Se la si guarda dall’esterno mi ha tolto il lavoro, una parte del mio corpo, la persona che ero prima, perché le cure devastano, le amicizie, perché non tutti sono in grado di vivere accanto ad una persona malata. Ma dal mio punto di vista, non mi ha tolto niente, perchè il lavoro mi rendeva una persona peggiore di quella che sono e mi sentivo sfruttata, non mi sentivo una brava mamma perchè lavoravo sempre, ora invece mi prendo cura dei miei figli, per loro ci sono.
La malattia mi ha ridato una vita perché mi ha ridato i miei figli, mi ha fatto tornare ad essere una mamma.
Penso che la mia missione sia quella di aiutare le altre donne che non riescono ad accettare la malattia, quando dico che la ringrazio perché mi ha reso una mamma migliore mi deridono, non capiscono come io possa ringraziare questo mostro che forse mi porterà via.

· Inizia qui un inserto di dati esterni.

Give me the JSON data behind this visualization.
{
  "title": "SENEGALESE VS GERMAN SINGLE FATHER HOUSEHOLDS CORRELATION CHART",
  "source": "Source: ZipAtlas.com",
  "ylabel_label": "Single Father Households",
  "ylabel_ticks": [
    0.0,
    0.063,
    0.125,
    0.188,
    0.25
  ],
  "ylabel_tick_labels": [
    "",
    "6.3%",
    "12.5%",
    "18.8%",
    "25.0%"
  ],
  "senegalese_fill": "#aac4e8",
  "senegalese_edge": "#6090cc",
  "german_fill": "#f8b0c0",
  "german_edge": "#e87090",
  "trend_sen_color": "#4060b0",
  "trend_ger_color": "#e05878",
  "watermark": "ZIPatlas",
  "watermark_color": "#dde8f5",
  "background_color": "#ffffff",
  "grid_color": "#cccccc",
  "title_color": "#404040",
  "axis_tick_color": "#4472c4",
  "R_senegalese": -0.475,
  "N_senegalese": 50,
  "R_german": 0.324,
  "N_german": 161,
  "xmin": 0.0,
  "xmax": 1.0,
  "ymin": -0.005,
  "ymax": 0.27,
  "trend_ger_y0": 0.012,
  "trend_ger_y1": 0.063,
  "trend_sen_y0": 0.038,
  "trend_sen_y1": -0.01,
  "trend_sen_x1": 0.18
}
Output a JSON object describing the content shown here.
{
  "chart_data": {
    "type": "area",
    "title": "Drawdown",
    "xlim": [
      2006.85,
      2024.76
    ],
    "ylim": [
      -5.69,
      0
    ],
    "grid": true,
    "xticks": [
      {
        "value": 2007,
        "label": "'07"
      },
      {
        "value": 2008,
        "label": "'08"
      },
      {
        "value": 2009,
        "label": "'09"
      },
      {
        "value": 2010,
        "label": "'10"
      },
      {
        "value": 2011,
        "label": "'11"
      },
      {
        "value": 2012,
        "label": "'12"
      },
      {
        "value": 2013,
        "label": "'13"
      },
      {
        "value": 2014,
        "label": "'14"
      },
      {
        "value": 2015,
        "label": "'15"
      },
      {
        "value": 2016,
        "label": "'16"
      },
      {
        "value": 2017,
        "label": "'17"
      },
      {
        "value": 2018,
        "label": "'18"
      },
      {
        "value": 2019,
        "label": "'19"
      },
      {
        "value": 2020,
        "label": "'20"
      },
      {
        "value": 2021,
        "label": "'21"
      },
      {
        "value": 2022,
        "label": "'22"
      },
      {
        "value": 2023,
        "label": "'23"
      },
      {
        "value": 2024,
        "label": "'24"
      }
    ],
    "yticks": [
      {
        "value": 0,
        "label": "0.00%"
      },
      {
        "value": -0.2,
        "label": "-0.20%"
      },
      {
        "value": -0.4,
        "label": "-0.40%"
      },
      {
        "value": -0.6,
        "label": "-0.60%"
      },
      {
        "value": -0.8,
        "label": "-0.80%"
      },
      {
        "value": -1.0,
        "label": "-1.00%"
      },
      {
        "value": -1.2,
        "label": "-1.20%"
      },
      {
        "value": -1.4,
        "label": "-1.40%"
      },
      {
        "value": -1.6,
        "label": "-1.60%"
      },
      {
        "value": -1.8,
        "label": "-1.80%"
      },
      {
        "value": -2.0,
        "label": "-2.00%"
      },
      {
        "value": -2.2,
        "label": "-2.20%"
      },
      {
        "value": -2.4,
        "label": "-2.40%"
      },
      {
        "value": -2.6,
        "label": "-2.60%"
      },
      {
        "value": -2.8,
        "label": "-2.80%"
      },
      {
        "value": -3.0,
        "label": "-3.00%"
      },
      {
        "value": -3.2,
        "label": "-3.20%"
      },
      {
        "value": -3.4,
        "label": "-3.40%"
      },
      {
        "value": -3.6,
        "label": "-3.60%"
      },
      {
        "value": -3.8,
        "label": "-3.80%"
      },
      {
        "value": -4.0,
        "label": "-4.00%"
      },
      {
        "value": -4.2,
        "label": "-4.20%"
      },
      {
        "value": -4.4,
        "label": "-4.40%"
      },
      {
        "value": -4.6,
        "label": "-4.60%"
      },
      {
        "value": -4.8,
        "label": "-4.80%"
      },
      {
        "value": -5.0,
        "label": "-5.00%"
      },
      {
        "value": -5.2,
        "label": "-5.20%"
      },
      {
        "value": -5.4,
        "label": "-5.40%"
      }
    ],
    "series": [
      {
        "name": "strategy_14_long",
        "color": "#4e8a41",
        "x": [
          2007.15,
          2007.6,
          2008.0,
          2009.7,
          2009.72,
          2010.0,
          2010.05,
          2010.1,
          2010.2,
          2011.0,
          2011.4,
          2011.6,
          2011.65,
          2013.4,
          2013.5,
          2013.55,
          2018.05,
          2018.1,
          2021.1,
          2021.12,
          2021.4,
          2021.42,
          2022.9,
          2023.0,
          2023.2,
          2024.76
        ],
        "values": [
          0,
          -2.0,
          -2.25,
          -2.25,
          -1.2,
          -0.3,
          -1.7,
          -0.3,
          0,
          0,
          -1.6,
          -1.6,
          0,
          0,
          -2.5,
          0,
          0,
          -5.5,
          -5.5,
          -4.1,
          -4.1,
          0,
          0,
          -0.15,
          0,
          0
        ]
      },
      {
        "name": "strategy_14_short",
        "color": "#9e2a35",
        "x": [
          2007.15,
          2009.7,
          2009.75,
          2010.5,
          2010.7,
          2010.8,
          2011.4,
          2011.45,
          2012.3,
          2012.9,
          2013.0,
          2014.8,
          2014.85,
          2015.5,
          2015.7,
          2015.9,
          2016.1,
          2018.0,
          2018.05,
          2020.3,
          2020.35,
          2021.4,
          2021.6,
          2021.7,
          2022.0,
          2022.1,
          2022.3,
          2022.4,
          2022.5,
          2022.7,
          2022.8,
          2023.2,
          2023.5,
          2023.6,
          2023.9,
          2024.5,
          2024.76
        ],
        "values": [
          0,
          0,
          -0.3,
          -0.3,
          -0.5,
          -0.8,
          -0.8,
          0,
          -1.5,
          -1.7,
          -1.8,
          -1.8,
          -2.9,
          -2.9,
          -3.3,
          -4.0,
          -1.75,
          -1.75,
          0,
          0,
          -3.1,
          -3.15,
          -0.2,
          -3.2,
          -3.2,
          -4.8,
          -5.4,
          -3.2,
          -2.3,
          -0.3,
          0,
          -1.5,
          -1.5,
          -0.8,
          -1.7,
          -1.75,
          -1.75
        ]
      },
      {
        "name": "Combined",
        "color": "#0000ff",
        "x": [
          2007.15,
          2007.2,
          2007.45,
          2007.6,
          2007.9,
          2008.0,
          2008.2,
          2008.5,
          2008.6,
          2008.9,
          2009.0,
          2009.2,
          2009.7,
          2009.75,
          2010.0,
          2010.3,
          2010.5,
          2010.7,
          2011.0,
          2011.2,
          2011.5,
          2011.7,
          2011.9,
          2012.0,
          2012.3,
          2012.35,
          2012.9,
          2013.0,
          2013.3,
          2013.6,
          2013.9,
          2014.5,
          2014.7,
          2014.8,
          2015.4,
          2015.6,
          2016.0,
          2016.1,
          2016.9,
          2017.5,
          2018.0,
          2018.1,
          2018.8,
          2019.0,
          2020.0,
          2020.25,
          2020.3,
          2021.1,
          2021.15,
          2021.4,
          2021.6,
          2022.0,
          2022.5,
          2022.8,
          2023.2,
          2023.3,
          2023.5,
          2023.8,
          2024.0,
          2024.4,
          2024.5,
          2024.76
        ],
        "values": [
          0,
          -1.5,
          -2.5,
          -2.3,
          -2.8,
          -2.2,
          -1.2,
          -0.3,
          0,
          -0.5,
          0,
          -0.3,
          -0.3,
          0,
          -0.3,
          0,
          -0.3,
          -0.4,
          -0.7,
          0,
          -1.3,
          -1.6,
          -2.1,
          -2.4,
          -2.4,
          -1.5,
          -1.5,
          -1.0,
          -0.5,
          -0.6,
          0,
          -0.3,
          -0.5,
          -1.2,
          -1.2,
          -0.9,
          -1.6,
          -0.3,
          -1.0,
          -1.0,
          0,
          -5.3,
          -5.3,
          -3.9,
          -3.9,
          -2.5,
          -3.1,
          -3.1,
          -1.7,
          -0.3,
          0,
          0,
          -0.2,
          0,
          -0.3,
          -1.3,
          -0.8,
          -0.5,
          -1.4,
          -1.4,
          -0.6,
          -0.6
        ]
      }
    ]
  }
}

Ricordo perfettamente tutte quelle date, nonostante io abbia poca memoria, perché ognuna di esse è come una morte e una rinascita.
Quale messaggio vuole lasciare a chi leggerà la sua storia?
E’ come se mi fossi spogliata di un bellissimo vestito che però era solo apparenza, ora sono sempre in tuta ma sono io.
All’inizio ho pianto, mi sono arrabbiata, ma poi mi sono spogliata di questa zavorra e anche se ora sono nuda, sono felice. Rispetto di più me stessa e il mio corpo, i miei tempi, le mie esigenze, mi ascolto.
È vero che molte volte devo fermarmi e stare a letto, ma non lo vivo in modo negativo, lo vivo pensando che oggi è così, aspetto che mi passi, mi rigenero e domani è un nuovo giorno e riparto.
Quindi il messaggio che vorrei lasciare è che niente succede per caso, una cosa che all’inizio sembra negativa, se la si guarda nel profondo ha sempre qualcosa da insegnare.